La filastrocca funziona come un micro-scenario di rapina trasposto in un registro assurdo. Il « pelle di coniglio » disinnesca immediatamente la tensione creata da « alza le mani ». Questo passaggio tra minaccia e nonsense produce il meccanismo comico.
Un meccanismo condiviso con altre filastrocche gestuali
Questo meccanismo (tensione poi assurdità) si ritrova in altri giochi cantati del repertorio infantile francese.
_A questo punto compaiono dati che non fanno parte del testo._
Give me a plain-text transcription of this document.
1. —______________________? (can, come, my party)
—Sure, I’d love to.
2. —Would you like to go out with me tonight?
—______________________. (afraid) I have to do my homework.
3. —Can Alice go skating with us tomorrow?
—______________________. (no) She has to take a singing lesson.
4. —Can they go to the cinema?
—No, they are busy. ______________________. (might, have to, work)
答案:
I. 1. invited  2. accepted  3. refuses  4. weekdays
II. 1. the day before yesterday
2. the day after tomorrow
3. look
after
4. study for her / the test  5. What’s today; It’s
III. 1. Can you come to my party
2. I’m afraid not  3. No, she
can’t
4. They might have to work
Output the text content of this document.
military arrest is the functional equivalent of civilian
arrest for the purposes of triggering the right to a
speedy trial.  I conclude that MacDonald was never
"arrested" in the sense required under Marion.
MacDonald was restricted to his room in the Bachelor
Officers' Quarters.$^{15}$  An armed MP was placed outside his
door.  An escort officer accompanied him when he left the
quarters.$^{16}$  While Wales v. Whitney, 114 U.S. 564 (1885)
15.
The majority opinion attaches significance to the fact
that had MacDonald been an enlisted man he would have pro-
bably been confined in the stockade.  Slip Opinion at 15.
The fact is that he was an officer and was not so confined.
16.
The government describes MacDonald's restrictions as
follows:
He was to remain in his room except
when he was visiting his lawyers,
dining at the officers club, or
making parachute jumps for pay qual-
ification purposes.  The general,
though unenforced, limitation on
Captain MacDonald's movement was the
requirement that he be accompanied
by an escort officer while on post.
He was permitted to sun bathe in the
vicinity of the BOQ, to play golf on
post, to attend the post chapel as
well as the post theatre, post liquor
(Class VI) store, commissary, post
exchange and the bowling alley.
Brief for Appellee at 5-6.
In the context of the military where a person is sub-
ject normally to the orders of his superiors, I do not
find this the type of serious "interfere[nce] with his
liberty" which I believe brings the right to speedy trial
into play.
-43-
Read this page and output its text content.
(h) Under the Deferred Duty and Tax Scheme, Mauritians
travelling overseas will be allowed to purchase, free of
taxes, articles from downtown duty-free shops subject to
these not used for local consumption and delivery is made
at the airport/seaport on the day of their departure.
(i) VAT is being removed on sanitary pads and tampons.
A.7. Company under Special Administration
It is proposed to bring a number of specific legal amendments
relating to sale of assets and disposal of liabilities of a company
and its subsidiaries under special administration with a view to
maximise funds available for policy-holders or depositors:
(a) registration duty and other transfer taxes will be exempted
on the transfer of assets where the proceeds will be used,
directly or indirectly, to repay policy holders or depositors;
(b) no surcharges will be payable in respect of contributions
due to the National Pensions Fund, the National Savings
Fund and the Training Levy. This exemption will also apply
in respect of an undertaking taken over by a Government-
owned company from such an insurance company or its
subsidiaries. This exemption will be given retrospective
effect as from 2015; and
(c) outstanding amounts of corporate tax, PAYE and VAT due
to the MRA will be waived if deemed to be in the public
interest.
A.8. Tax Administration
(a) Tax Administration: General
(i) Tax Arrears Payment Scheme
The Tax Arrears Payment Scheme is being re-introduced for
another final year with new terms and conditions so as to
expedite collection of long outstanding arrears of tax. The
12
La particolarità di « Alza le mani » sta nella chiarezza della messa in scena: un solo gesto è sufficiente per entrare nel gioco. Non è necessario conoscere tutte le parole, basta alzare le braccia.
Questa accessibilità gestuale spiega in parte la longevità della filastrocca. Nei cortili delle scuole, nei centri di svago e nelle classi materne, un gioco che inizia con un gesto universale si trasmette più velocemente di un gioco che richiede l’apprendimento di una coreografia completa.

Ripresa musicale e circolazione della filastrocca al di fuori dell’ambito scolastico
Al di là del contesto infantile, la formula « Alza le mani, pelle di coniglio » è stata ripresa in diversi contesti per adulti. Artisti hanno integrato questa frase in brani a tonalità festiva o umoristica, giocando sul riconoscimento immediato della formula da parte del pubblico.
La filastrocca è passata dallo status di gioco scolastico a quello di riferimento culturale condiviso. La ritroviamo citata in film, sketch e programmi televisivi. Il suo potere evocativo risiede nella sua brevità: tre parole sono sufficienti (« alza le mani ») affinché l’interlocutore completi mentalmente il seguito.
Questa capacità di funzionare come un segnale mnemonico istantaneo distingue « Alza le mani, pelle di coniglio » da filastrocche più lunghe o più complesse. La formula agisce come un attivatore culturale, riconoscibile indipendentemente dall’età o dalla regione di origine della persona che la ascolta.
Il percorso di questa filastrocca illustra un meccanismo ricorrente nella cultura orale francese: le formule più brevi e più assurde sono quelle che sopravvivono meglio. La rima, il gesto e il nonsense formano un trio sufficiente per attraversare le generazioni senza avere bisogno di un autore, di un editore o di un supporto scritto.